Durant neuf semaines, elle enchaîne les sorties médiatiques et de terrain en dévoilant « chaque jour un élément de son projet », avec un socle : l’écologie. Sous les couleurs de « Paris en commun », mouvement qui « réunit à la fois des femmes et des hommes issus du PS, du Parti communiste, d’écologistes, de Génération. s, des centristes, des humanistes, mais aussi des Parisiennes et des Parisiens qui souhaitent s’engager », dit-elle, elle axe principalement sa campagne sur le développement du vélo à Paris, de la piétonnisation et de la réduction de la place laissée à la voiture. Interrogée par 20 Minutes, à quatre jours du premier tour, sur la lutte contre la pollution elle assure : « Il faut aller plus loin, même si on a fait une bonne partie du chemin ».

Anne Hidalgo, maire sortante et David Belliard avec Arrnaud Ngatcha
Anne Hidalgo, maire sortante et David Belliard avec Arrnaud Ngatcha - ROMUALD MEIGNEUX/SIPA

Quelques jours plus tard, la campagne est stoppée net par la crise du coronavirus. Elle renfile son maillot de maire de la ville pour gérer la situation dans la capitale. Elle promet alors des masques aux Parisiennes et Parisiens, puis lors du déconfinement, elle demande la réouverture des parcs et jardins et appelle à repousser la réouverture des écoles.

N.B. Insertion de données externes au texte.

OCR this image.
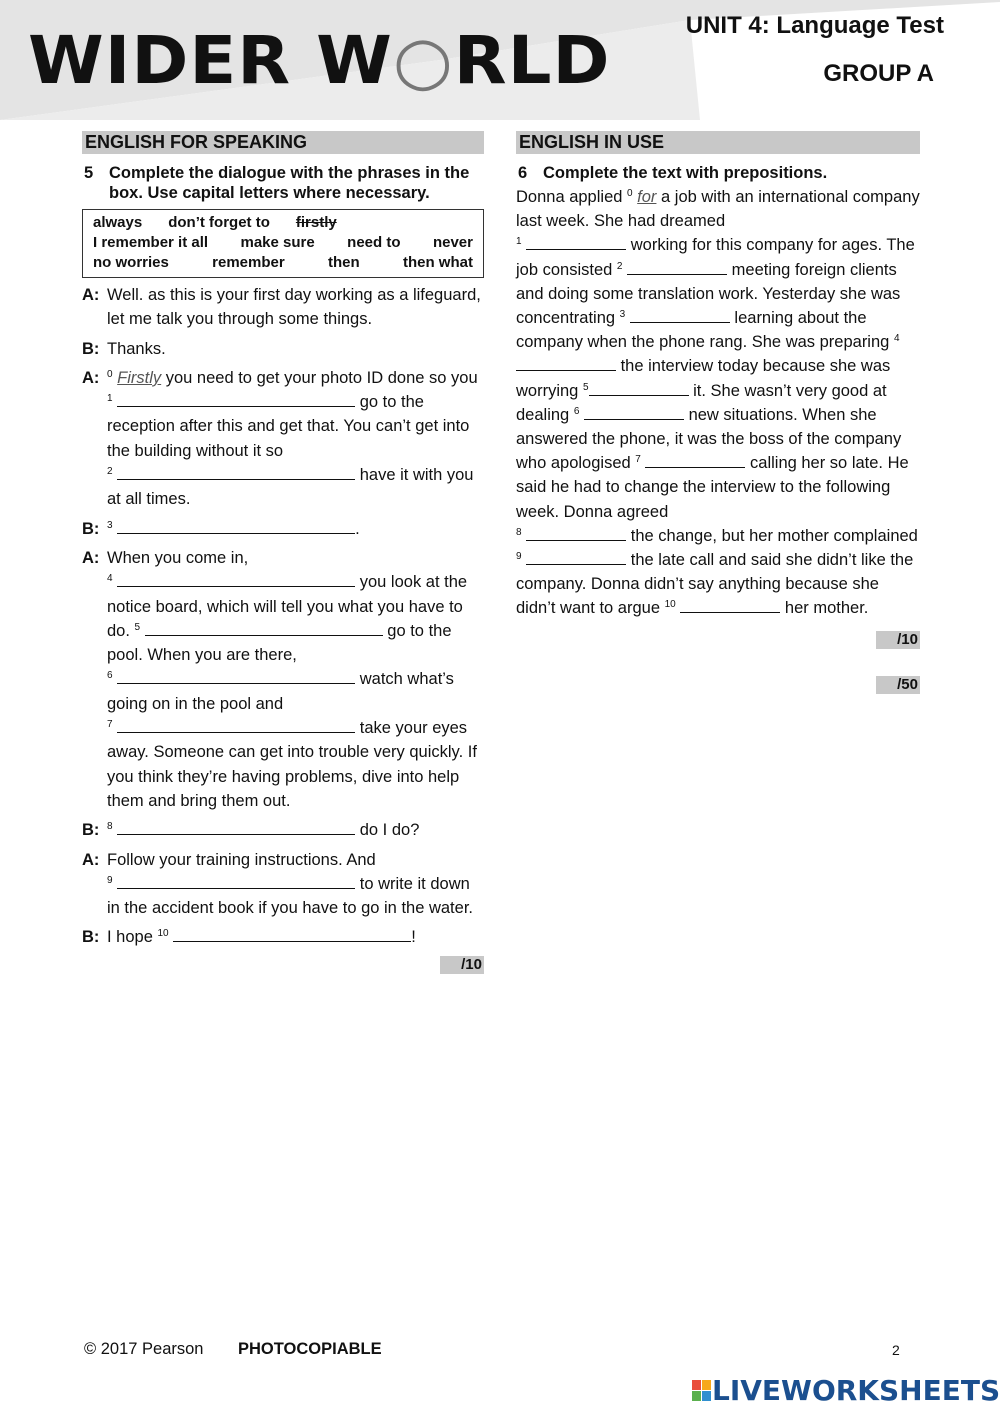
WIDER W○RLD	UNIT 4: Language Test
GROUP A
ENGLISH FOR SPEAKING
5 Complete the dialogue with the phrases in the box. Use capital letters where necessary.
always don’t forget to firstly
I remember it all make sure need to never
no worries	remember	then	then what
A: Well. as this is your first day working as a lifeguard, let me talk you through some things.
B: Thanks.
A: $^0$ Firstly you need to get your photo ID done so you $^1$	go to the reception after this and get that. You can’t get into the building without it so
$^2$	have it with you at all times.
B: $^3$	.
A: When you come in,
$^4$	you look at the notice board, which will tell you what you have to do. $^5$	go to the pool. When you are there,
$^6$	watch what’s going on in the pool and
$^7$	take your eyes away. Someone can get into trouble very quickly. If you think they’re having problems, dive into help them and bring them out.
B: $^8$	do I do?
A: Follow your training instructions. And
$^9$	to write it down in the accident book if you have to go in the water.
B: I hope $^{10}$	!
/10
ENGLISH IN USE
6 Complete the text with prepositions.
Donna applied $^0$ for a job with an international company last week. She had dreamed
$^1$	working for this company for ages. The job consisted $^2$	meeting foreign clients and doing some translation work. Yesterday she was concentrating $^3$	learning about the company when the phone rang. She was preparing $^4$  the interview today because she was worrying $^5$	it. She wasn’t very good at dealing $^6$	new situations. When she answered the phone, it was the boss of the company who apologised $^7$	calling her so late. He said he had to change the interview to the following week. Donna agreed
$^8$	the change, but her mother complained $^9$	the late call and said she didn’t like the company. Donna didn’t say anything because she didn’t want to argue $^{10}$	her mother.
/10
/50
© 2017 Pearson PHOTOCOPIABLE	2
LIVEWORKSHEETS
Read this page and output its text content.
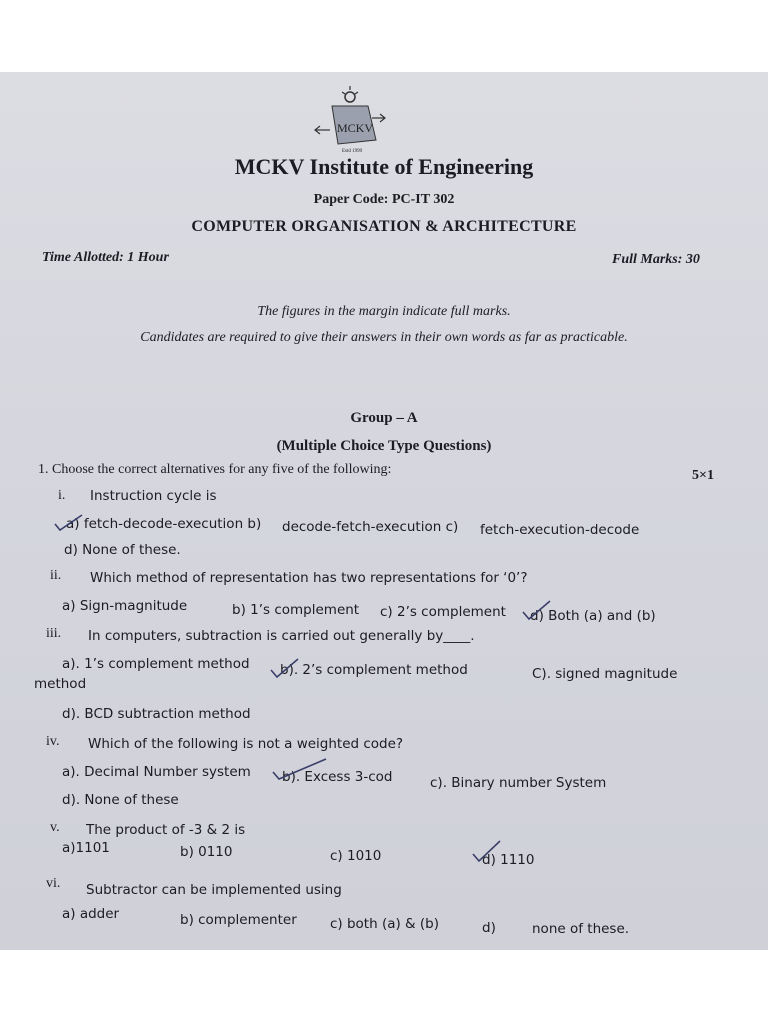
MCKV
Estd 1999
MCKV Institute of Engineering
Paper Code: PC-IT 302
COMPUTER ORGANISATION & ARCHITECTURE
Time Allotted: 1 Hour	Full Marks: 30
The figures in the margin indicate full marks.
Candidates are required to give their answers in their own words as far as practicable.
Group – A
(Multiple Choice Type Questions)
1. Choose the correct alternatives for any five of the following:	5×1
i. Instruction cycle is
a) fetch-decode-execution b) decode-fetch-execution c) fetch-execution-decode
d) None of these.
ii. Which method of representation has two representations for ‘0’?
a) Sign-magnitude	b) 1’s complement c) 2’s complement d) Both (a) and (b)
iii. In computers, subtraction is carried out generally by____.
a). 1’s complement method b). 2’s complement method	C). signed magnitude
method
d). BCD subtraction method
iv. Which of the following is not a weighted code?
a). Decimal Number system b). Excess 3-cod	c). Binary number System
d). None of these
v. The product of -3 & 2 is
a)1101	b) 0110	c) 1010	d) 1110
vi. Subtractor can be implemented using
a) adder	b) complementer c) both (a) & (b)	d)	none of these.
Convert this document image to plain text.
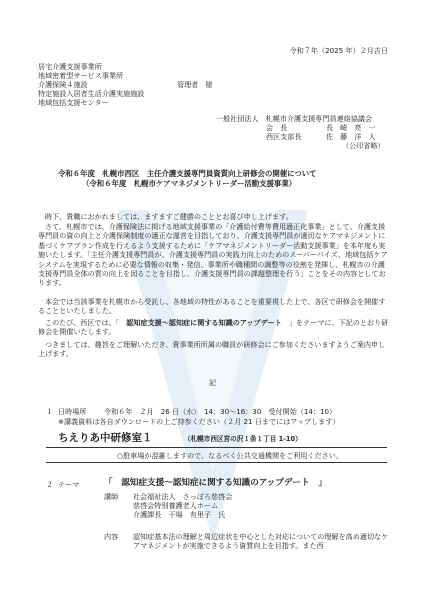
令和７年（2025 年）２月吉日
居宅介護支援事業所
地域密着型サービス事業所
介護保険４施設
特定施設入居者生活介護実施施設
地域包括支援センター
管理者　様
一般社団法人　札幌市介護支援専門員連絡協議会
会　長	長　崎　亮　一
西区支部長	佐　藤　洋　人
（公印省略）
令和６年度　札幌市西区　主任介護支援専門員資質向上研修会の開催について
（令和６年度　札幌市ケアマネジメントリーダー活動支援事業）
時下、貴職におかれましては、ますますご健勝のこととお喜び申し上げます。
さて、札幌市では、介護保険法に掲げる地域支援事業の「介護給付費等費用適正化事業」として、介護支援専門員の資の向上と介護保険制度の適正な運営を目指しており、介護支援専門員が適切なケアマネジメントに基づくケアプラン作成を行えるよう支援するために「ケアマネジメントリーダー活動支援事業」を本年度も実施いたします。「主任介護支援専門員が、介護支援専門員の実践力向上のためのスーパーバイズ、地域包括ケアシステムを実現するために必要な情報の収集・発信、事業所や職種間の調整等の役割を発揮し、札幌市の介護支援専門員全体の質の向上を図ることを目指し、介護支援専門員の課題整理を行う」ことをその内容としております。
本会では当該事業を札幌市から受託し、各地域の特性があることを重要視した上で、各区で研修会を開催することといたしました。
このたび、西区では、「　認知症支援〜認知症に関する知識のアップデート　」をテーマに、下記のとおり研修会を開催いたします。
つきましては、趣旨をご理解いただき、貴事業所所属の職員が研修会にご参加くださいますようご案内申し上げます。
記
１ 日時場所 令和６年　２月　26 日（水）　14：30〜16：30　受付開始（14：10）
※講義資料は各自ダウンロードの上ご持参ください（２月 21 日までにはアップします）
ちえりあ中研修室１	（札幌市西区宮の沢１条１丁目 1-10）
○駐車場が混雑しますので、なるべく公共交通機関をご利用ください。
２ テーマ	「　認知症支援〜認知症に関する知識のアップデート　」
講師 社会福祉法人　さっぽろ慈啓会
慈啓会特別養護老人ホーム
介護課長　干場　有里子　氏
内容 認知症基本法の理解と周辺症状を中心とした対応についての理解を高め適切なケアマネジメントが実施できるよう資質向上を目指す。また西
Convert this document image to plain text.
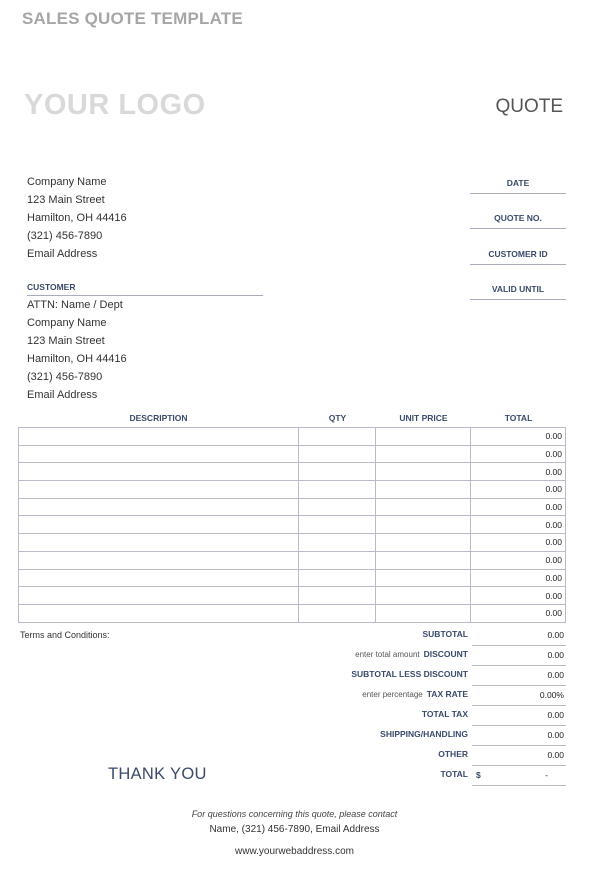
SALES QUOTE TEMPLATE
YOUR LOGO	QUOTE
Company Name
123 Main Street
Hamilton, OH 44416
(321) 456-7890
Email Address
DATE
QUOTE NO.
CUSTOMER ID
VALID UNTIL
CUSTOMER
ATTN: Name / Dept
Company Name
123 Main Street
Hamilton, OH 44416
(321) 456-7890
Email Address
DESCRIPTION	QTY	UNIT PRICE	TOTAL
			0.00
			0.00
			0.00
			0.00
			0.00
			0.00
			0.00
			0.00
			0.00
			0.00
			0.00
Terms and Conditions:	SUBTOTAL	0.00
enter total amount DISCOUNT	0.00
SUBTOTAL LESS DISCOUNT	0.00
enter percentage TAX RATE	0.00%
TOTAL TAX	0.00
SHIPPING/HANDLING	0.00
OTHER	0.00
TOTAL $	-
THANK YOU
For questions concerning this quote, please contact
Name, (321) 456-7890, Email Address
www.yourwebaddress.com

Mi-mai, elle fait voter un plan 200 millions d’euros pour relancer l’économie et soutenir l’emploi à Paris. L’opposition lui reproche un « manque d’anticipation » global.

La date de second tour trouvée, elle revient début juin dans la campagne, main dans la main avec les Verts pour la victoire finale, qui sera scellée officiellement dans quelques jours. Elle sera en effet élue le vendredi 3 juillet à l’occasion d’un vote au Conseil de Paris, avant de se lancer dans un nouveau mandat de six ans, qui devrait être, comme elle l’a promis, encore plus « vert » que le précédent dans un contexte toutefois de crise sociale et économique post-covid. Ce mandat sera aussi celui d’un événement historique : les Jeux olympiques 2024.